There are many ways to break the law in Florida, but until a few weeks ago, I did not know that the list includes the unlicensed practice of interior design.
Interior design.
It's true. If you improperly call yourself an "interior designer," or hold yourself out to the public as one who provides such services for businesses, you have run afoul of Chapter 481, Florida Statutes. A true licensed designer has undergone years of education and training.
There is an outfit that regulates this, the Board of Architecture and Interior Design. Violating the law is a first-degree misdemeanor. It also is punishable by civil fines.
Wait, there's more.
In 2002, under former Gov. Jeb Bush, the state turned over much of the enforcement work to a private law firm in Tallahassee. Since then, the number of cases has increased dramatically, running a little over 500 a year.

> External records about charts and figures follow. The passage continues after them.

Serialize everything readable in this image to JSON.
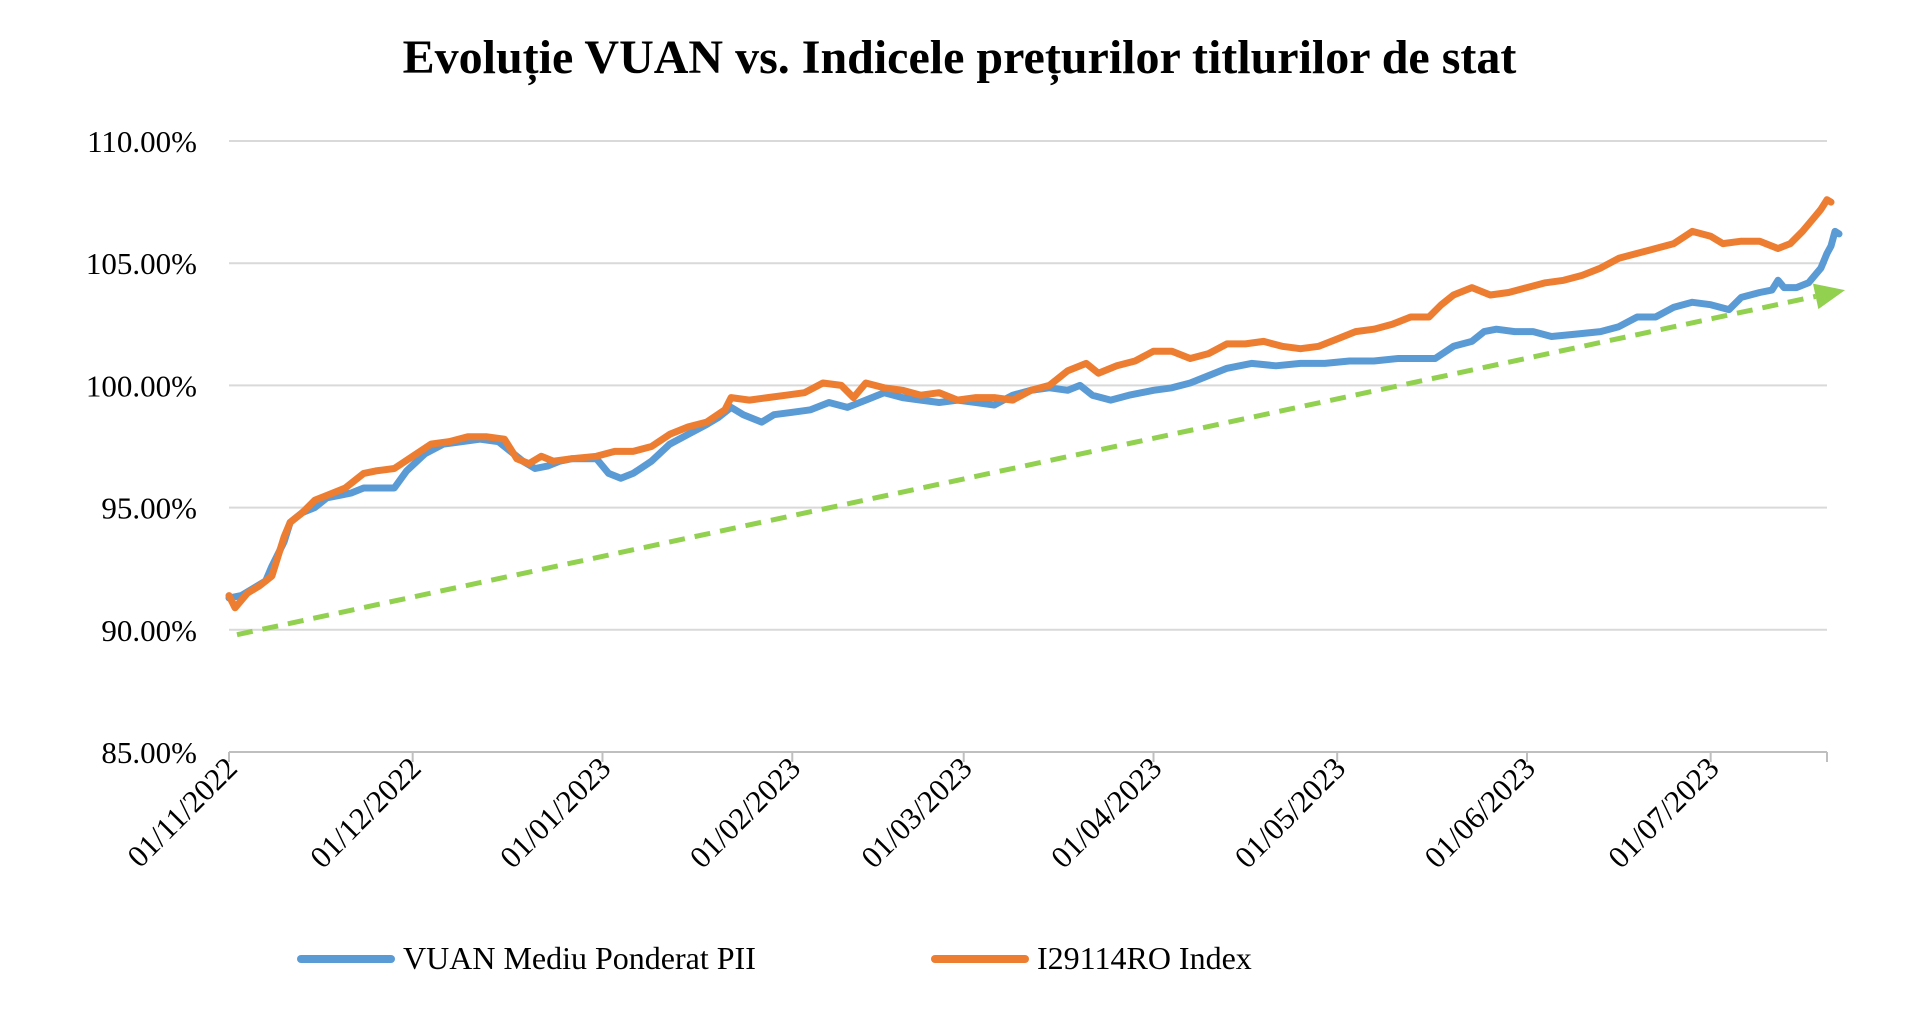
{
  "chart_data": {
    "type": "line",
    "title": "Evoluție VUAN vs. Indicele prețurilor titlurilor de stat",
    "xlabel": "",
    "ylabel": "",
    "x_start": "2022-11-01",
    "x_end": "2023-07-20",
    "x_tick_dates": [
      "2022-11-01",
      "2022-12-01",
      "2023-01-01",
      "2023-02-01",
      "2023-03-01",
      "2023-04-01",
      "2023-05-01",
      "2023-06-01",
      "2023-07-01"
    ],
    "x_tick_labels": [
      "01/11/2022",
      "01/12/2022",
      "01/01/2023",
      "01/02/2023",
      "01/03/2023",
      "01/04/2023",
      "01/05/2023",
      "01/06/2023",
      "01/07/2023"
    ],
    "y_ticks": [
      85,
      90,
      95,
      100,
      105,
      110
    ],
    "y_tick_labels": [
      "85.00%",
      "90.00%",
      "95.00%",
      "100.00%",
      "105.00%",
      "110.00%"
    ],
    "ylim": [
      85,
      110
    ],
    "grid": "horizontal",
    "legend_position": "bottom",
    "series": [
      {
        "name": "VUAN Mediu Ponderat PII",
        "color": "#5B9BD5",
        "points": [
          [
            "2022-11-01",
            91.3
          ],
          [
            "2022-11-03",
            91.4
          ],
          [
            "2022-11-05",
            91.7
          ],
          [
            "2022-11-07",
            92.0
          ],
          [
            "2022-11-08",
            92.6
          ],
          [
            "2022-11-10",
            93.6
          ],
          [
            "2022-11-11",
            94.4
          ],
          [
            "2022-11-13",
            94.8
          ],
          [
            "2022-11-15",
            95.0
          ],
          [
            "2022-11-17",
            95.4
          ],
          [
            "2022-11-19",
            95.5
          ],
          [
            "2022-11-21",
            95.6
          ],
          [
            "2022-11-23",
            95.8
          ],
          [
            "2022-11-26",
            95.8
          ],
          [
            "2022-11-28",
            95.8
          ],
          [
            "2022-11-30",
            96.5
          ],
          [
            "2022-12-03",
            97.2
          ],
          [
            "2022-12-06",
            97.6
          ],
          [
            "2022-12-09",
            97.7
          ],
          [
            "2022-12-12",
            97.8
          ],
          [
            "2022-12-15",
            97.7
          ],
          [
            "2022-12-17",
            97.3
          ],
          [
            "2022-12-19",
            96.9
          ],
          [
            "2022-12-21",
            96.6
          ],
          [
            "2022-12-23",
            96.7
          ],
          [
            "2022-12-25",
            96.9
          ],
          [
            "2022-12-27",
            97.0
          ],
          [
            "2022-12-29",
            97.0
          ],
          [
            "2022-12-31",
            97.0
          ],
          [
            "2023-01-02",
            96.4
          ],
          [
            "2023-01-04",
            96.2
          ],
          [
            "2023-01-06",
            96.4
          ],
          [
            "2023-01-09",
            96.9
          ],
          [
            "2023-01-12",
            97.6
          ],
          [
            "2023-01-15",
            98.0
          ],
          [
            "2023-01-18",
            98.4
          ],
          [
            "2023-01-20",
            98.7
          ],
          [
            "2023-01-22",
            99.1
          ],
          [
            "2023-01-24",
            98.8
          ],
          [
            "2023-01-27",
            98.5
          ],
          [
            "2023-01-29",
            98.8
          ],
          [
            "2023-02-01",
            98.9
          ],
          [
            "2023-02-04",
            99.0
          ],
          [
            "2023-02-07",
            99.3
          ],
          [
            "2023-02-10",
            99.1
          ],
          [
            "2023-02-13",
            99.4
          ],
          [
            "2023-02-16",
            99.7
          ],
          [
            "2023-02-19",
            99.5
          ],
          [
            "2023-02-22",
            99.4
          ],
          [
            "2023-02-25",
            99.3
          ],
          [
            "2023-02-28",
            99.4
          ],
          [
            "2023-03-03",
            99.3
          ],
          [
            "2023-03-06",
            99.2
          ],
          [
            "2023-03-09",
            99.6
          ],
          [
            "2023-03-12",
            99.8
          ],
          [
            "2023-03-15",
            99.9
          ],
          [
            "2023-03-18",
            99.8
          ],
          [
            "2023-03-20",
            100.0
          ],
          [
            "2023-03-22",
            99.6
          ],
          [
            "2023-03-25",
            99.4
          ],
          [
            "2023-03-28",
            99.6
          ],
          [
            "2023-04-01",
            99.8
          ],
          [
            "2023-04-04",
            99.9
          ],
          [
            "2023-04-07",
            100.1
          ],
          [
            "2023-04-10",
            100.4
          ],
          [
            "2023-04-13",
            100.7
          ],
          [
            "2023-04-17",
            100.9
          ],
          [
            "2023-04-21",
            100.8
          ],
          [
            "2023-04-25",
            100.9
          ],
          [
            "2023-04-29",
            100.9
          ],
          [
            "2023-05-03",
            101.0
          ],
          [
            "2023-05-07",
            101.0
          ],
          [
            "2023-05-11",
            101.1
          ],
          [
            "2023-05-14",
            101.1
          ],
          [
            "2023-05-17",
            101.1
          ],
          [
            "2023-05-20",
            101.6
          ],
          [
            "2023-05-23",
            101.8
          ],
          [
            "2023-05-25",
            102.2
          ],
          [
            "2023-05-27",
            102.3
          ],
          [
            "2023-05-30",
            102.2
          ],
          [
            "2023-06-02",
            102.2
          ],
          [
            "2023-06-05",
            102.0
          ],
          [
            "2023-06-09",
            102.1
          ],
          [
            "2023-06-13",
            102.2
          ],
          [
            "2023-06-16",
            102.4
          ],
          [
            "2023-06-19",
            102.8
          ],
          [
            "2023-06-22",
            102.8
          ],
          [
            "2023-06-25",
            103.2
          ],
          [
            "2023-06-28",
            103.4
          ],
          [
            "2023-07-01",
            103.3
          ],
          [
            "2023-07-04",
            103.1
          ],
          [
            "2023-07-06",
            103.6
          ],
          [
            "2023-07-09",
            103.8
          ],
          [
            "2023-07-11",
            103.9
          ],
          [
            "2023-07-12",
            104.3
          ],
          [
            "2023-07-13",
            104.0
          ],
          [
            "2023-07-15",
            104.0
          ],
          [
            "2023-07-17",
            104.2
          ],
          [
            "2023-07-19",
            104.8
          ],
          [
            "2023-07-20",
            105.4
          ],
          [
            "2023-07-20",
            105.7
          ],
          [
            "2023-07-20",
            106.3
          ],
          [
            "2023-07-20",
            106.2
          ]
        ]
      },
      {
        "name": "I29114RO Index",
        "color": "#ED7D31",
        "points": [
          [
            "2022-11-01",
            91.4
          ],
          [
            "2022-11-02",
            90.9
          ],
          [
            "2022-11-04",
            91.5
          ],
          [
            "2022-11-06",
            91.8
          ],
          [
            "2022-11-08",
            92.2
          ],
          [
            "2022-11-10",
            93.8
          ],
          [
            "2022-11-11",
            94.4
          ],
          [
            "2022-11-13",
            94.8
          ],
          [
            "2022-11-15",
            95.3
          ],
          [
            "2022-11-17",
            95.5
          ],
          [
            "2022-11-20",
            95.8
          ],
          [
            "2022-11-23",
            96.4
          ],
          [
            "2022-11-25",
            96.5
          ],
          [
            "2022-11-28",
            96.6
          ],
          [
            "2022-12-01",
            97.1
          ],
          [
            "2022-12-04",
            97.6
          ],
          [
            "2022-12-07",
            97.7
          ],
          [
            "2022-12-10",
            97.9
          ],
          [
            "2022-12-13",
            97.9
          ],
          [
            "2022-12-16",
            97.8
          ],
          [
            "2022-12-18",
            97.0
          ],
          [
            "2022-12-20",
            96.8
          ],
          [
            "2022-12-22",
            97.1
          ],
          [
            "2022-12-24",
            96.9
          ],
          [
            "2022-12-27",
            97.0
          ],
          [
            "2022-12-31",
            97.1
          ],
          [
            "2023-01-03",
            97.3
          ],
          [
            "2023-01-06",
            97.3
          ],
          [
            "2023-01-09",
            97.5
          ],
          [
            "2023-01-12",
            98.0
          ],
          [
            "2023-01-15",
            98.3
          ],
          [
            "2023-01-18",
            98.5
          ],
          [
            "2023-01-21",
            99.0
          ],
          [
            "2023-01-22",
            99.5
          ],
          [
            "2023-01-25",
            99.4
          ],
          [
            "2023-01-28",
            99.5
          ],
          [
            "2023-01-31",
            99.6
          ],
          [
            "2023-02-03",
            99.7
          ],
          [
            "2023-02-06",
            100.1
          ],
          [
            "2023-02-09",
            100.0
          ],
          [
            "2023-02-11",
            99.5
          ],
          [
            "2023-02-13",
            100.1
          ],
          [
            "2023-02-16",
            99.9
          ],
          [
            "2023-02-19",
            99.8
          ],
          [
            "2023-02-22",
            99.6
          ],
          [
            "2023-02-25",
            99.7
          ],
          [
            "2023-02-28",
            99.4
          ],
          [
            "2023-03-03",
            99.5
          ],
          [
            "2023-03-06",
            99.5
          ],
          [
            "2023-03-09",
            99.4
          ],
          [
            "2023-03-12",
            99.8
          ],
          [
            "2023-03-15",
            100.0
          ],
          [
            "2023-03-18",
            100.6
          ],
          [
            "2023-03-21",
            100.9
          ],
          [
            "2023-03-23",
            100.5
          ],
          [
            "2023-03-26",
            100.8
          ],
          [
            "2023-03-29",
            101.0
          ],
          [
            "2023-04-01",
            101.4
          ],
          [
            "2023-04-04",
            101.4
          ],
          [
            "2023-04-07",
            101.1
          ],
          [
            "2023-04-10",
            101.3
          ],
          [
            "2023-04-13",
            101.7
          ],
          [
            "2023-04-16",
            101.7
          ],
          [
            "2023-04-19",
            101.8
          ],
          [
            "2023-04-22",
            101.6
          ],
          [
            "2023-04-25",
            101.5
          ],
          [
            "2023-04-28",
            101.6
          ],
          [
            "2023-05-01",
            101.9
          ],
          [
            "2023-05-04",
            102.2
          ],
          [
            "2023-05-07",
            102.3
          ],
          [
            "2023-05-10",
            102.5
          ],
          [
            "2023-05-13",
            102.8
          ],
          [
            "2023-05-16",
            102.8
          ],
          [
            "2023-05-18",
            103.3
          ],
          [
            "2023-05-20",
            103.7
          ],
          [
            "2023-05-23",
            104.0
          ],
          [
            "2023-05-26",
            103.7
          ],
          [
            "2023-05-29",
            103.8
          ],
          [
            "2023-06-01",
            104.0
          ],
          [
            "2023-06-04",
            104.2
          ],
          [
            "2023-06-07",
            104.3
          ],
          [
            "2023-06-10",
            104.5
          ],
          [
            "2023-06-13",
            104.8
          ],
          [
            "2023-06-16",
            105.2
          ],
          [
            "2023-06-19",
            105.4
          ],
          [
            "2023-06-22",
            105.6
          ],
          [
            "2023-06-25",
            105.8
          ],
          [
            "2023-06-28",
            106.3
          ],
          [
            "2023-07-01",
            106.1
          ],
          [
            "2023-07-03",
            105.8
          ],
          [
            "2023-07-06",
            105.9
          ],
          [
            "2023-07-09",
            105.9
          ],
          [
            "2023-07-12",
            105.6
          ],
          [
            "2023-07-14",
            105.8
          ],
          [
            "2023-07-16",
            106.3
          ],
          [
            "2023-07-18",
            106.9
          ],
          [
            "2023-07-19",
            107.2
          ],
          [
            "2023-07-20",
            107.6
          ],
          [
            "2023-07-20",
            107.5
          ]
        ]
      }
    ],
    "annotations": [
      {
        "type": "dashed-trend-arrow",
        "color": "#92D050",
        "start": [
          "2022-11-01",
          89.8
        ],
        "end": [
          "2023-07-20",
          103.9
        ]
      }
    ]
  }
}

This year the firm is being paid $425,239, the cap under the contract, while generating an average of more than $676,000 a year in fines in architect and designer cases.
Many of the cases result from licensed designers turning in violators. They do not like it when just any Tom, Dick or Harriet claims to be an interior designer.
Some cases involve individuals, stereotypical "soccer moms" who decided they had a good eye or who did it in other states. Often they get off with a warning after promising to stop using the title.
Yet even established businesses get in trouble. You can tell your office-supply store, for example, that you want to buy X number of desks. But if you ask for help laying out your office space, that company had better be licensed.
Consider the case of Freedman's Office Furniture in Tampa, a company started and built from scratch by Steve Freedman out of college 27 years ago. Good for him.
Freedman's Web site until recently mentioned, among other things, that it would help plan office space for its clients. Whoops!
"We were totally unaware," Freedman told me. "Which most people are. We immediately came into compliance." Otherwise, he said, he faced a fine of up to $10,000.
You also can hire a licensed interior designer as an officer of the company to fix the problem, but this is not always practical. Easier, usually, just to agree to change wording.
It turns out that interior design is a raging controversy across the nation. The industry association, the American Society of Interior Design, pushes for regulation. Office-furniture makers, distributors and sellers typically fight it.
Florida is one of only a few states that regulate it fully. Some states have rejected the idea. There was an effort in our Legislature last year to cancel that law firm's contract, but it was killed, largely because of the opposition of licensed designers.
By the way, the stated justification is public safety. One claim is that if amateurs are placing desks and such willy-nilly, it could be harder to get out in an emergency. Proper design complies with all building and safety codes.
There is no evidence of this having been an actual problem, but that does not matter. It's like the old joke about the guy selling elephant repellent: If you say, there are no elephants around here, he replies triumphantly: "See?"
Oh, my! I surely do not want to be accused of wanting people to die in unlicensed-interior-design disasters. But I do confess to being skeptical.